Giderlerden bir tanesi de tabi ki kira gelir vergisidir. 500.000 TL'lik bir eviniz olduğu zaman 2.000 TL'ye bunu aylık kiraya verdiğinizde ve 12 ay boyunca kira aldığınızda 12. ayın sonunda, yani her yıl Aralık ayından sonra bir sonraki senenin içerisinde ödemeniz gereken 3.060 TL bir kira gelir verginiz olacaktır. Bunu ödemeniz gerekecektir. Bu da yine giderler hanenizde yer alacaktır.
Ayrıca giderler kaleminde bugün gayrimenkul alırken ödediğiniz alım harcı, bunun dışında eğer emlakçı varsa emlakçı için ödediğiniz komisyon, daha sonrasında gayrimenkulü satarken ödeyeceğiniz satış harcı ve yine emlakçı olacaksa emlakçı komisyonlarını da giderler hanesine yazmanız gerekiyor.
Çünkü siz gayrimenkulü bir yatırım aracı olarak görüyorsunuz ve bunun artı eksilerini sadece bugün yaptıklarınız olarak düşünmeyin. Yarın bir gün yapacaklarınız gayrimenkulü finalize ederken, satarken, paraya dönüştürürken, yine realize ederken ödeyeceğiniz giderler olarak hesapta bulundurmanız gerekiyor. Aksi takdirde hesabın bir tarafı eksik kalmış olacaktır.
Son olarak hangi kiracı tipiyle ilgilenebilecek ve onunla anlaşabilecekseniz o kiracı tipini aramanız ve ona göre bir gayrimenkul yatırımı yapmanız daha doğrudur. Eğer öğrenci tipi bir kiracıyla anlaşabileceğinizi ve oradan gelir elde edebileceğinizi düşünüyorsanız, onların ihtiyaçlarına cevap verebileceğini düşünüyorsanız buna göre bir gayrimenkul aramalısınız.

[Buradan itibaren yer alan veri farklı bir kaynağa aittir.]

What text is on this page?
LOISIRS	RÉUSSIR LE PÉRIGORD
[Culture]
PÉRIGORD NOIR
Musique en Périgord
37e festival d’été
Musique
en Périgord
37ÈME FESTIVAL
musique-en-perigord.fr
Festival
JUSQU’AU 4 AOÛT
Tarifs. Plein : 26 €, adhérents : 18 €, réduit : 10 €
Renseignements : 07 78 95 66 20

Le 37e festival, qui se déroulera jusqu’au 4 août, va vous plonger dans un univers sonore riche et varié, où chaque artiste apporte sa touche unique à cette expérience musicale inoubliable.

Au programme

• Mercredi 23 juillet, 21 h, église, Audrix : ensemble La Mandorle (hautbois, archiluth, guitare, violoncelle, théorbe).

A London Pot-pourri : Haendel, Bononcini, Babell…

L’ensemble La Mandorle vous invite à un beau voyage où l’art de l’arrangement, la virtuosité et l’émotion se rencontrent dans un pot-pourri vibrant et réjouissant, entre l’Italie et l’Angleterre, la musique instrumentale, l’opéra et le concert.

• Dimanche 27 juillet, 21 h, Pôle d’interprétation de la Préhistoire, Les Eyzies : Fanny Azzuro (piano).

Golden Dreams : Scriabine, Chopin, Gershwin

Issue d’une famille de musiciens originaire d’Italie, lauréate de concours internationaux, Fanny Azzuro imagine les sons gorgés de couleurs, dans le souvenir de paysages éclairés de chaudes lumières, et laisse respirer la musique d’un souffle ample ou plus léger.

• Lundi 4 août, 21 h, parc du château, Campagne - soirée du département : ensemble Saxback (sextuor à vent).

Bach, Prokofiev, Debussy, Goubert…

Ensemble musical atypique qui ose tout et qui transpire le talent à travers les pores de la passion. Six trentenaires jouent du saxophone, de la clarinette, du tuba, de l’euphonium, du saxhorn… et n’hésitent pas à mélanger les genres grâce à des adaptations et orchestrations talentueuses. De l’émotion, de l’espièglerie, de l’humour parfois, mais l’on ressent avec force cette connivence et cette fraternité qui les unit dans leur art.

Eğer emekli, çocuğu olmayan, belki kedisi köpeği olan bir çifte yönelik olarak bir ev kiraya vermeyi ve onlarla anlaşmayı düşünüyorsanız, bu defa buna göre bir gayrimenkul yatırımı yapmanız gerekecektir.
Burada da şöyle bir yol izlemeniz gerekiyor. Bir defa kendi kriterlerinize göre bir gayrimenkul ilan sitesinde, sahibinden.com da olur HepsiEmlak da olur, kendi kriterlerinizi bir defa belirleyin. Bu kriterlere göre gayrimenkulleri süzün. Bütçenizi yazın, kaçıncı katta bir gayrimenkulü almak istediğinizi, kaç yaşında bir gayrimenkulü almak istediğinizi gibi metrekaresi, odası vb. bunların hepsini ortaya çıkartın. Bunları ortaya çıkardıktan sonra elinizde bir küme çıkacak. Bu kümenin içerisinde hangi ilçelerde, hangi gayrimenkul türü karşınıza çıkıyor? Buna bakın. Buna göre de o bölgenin demografik yapısı ile bunu karşılaştırın.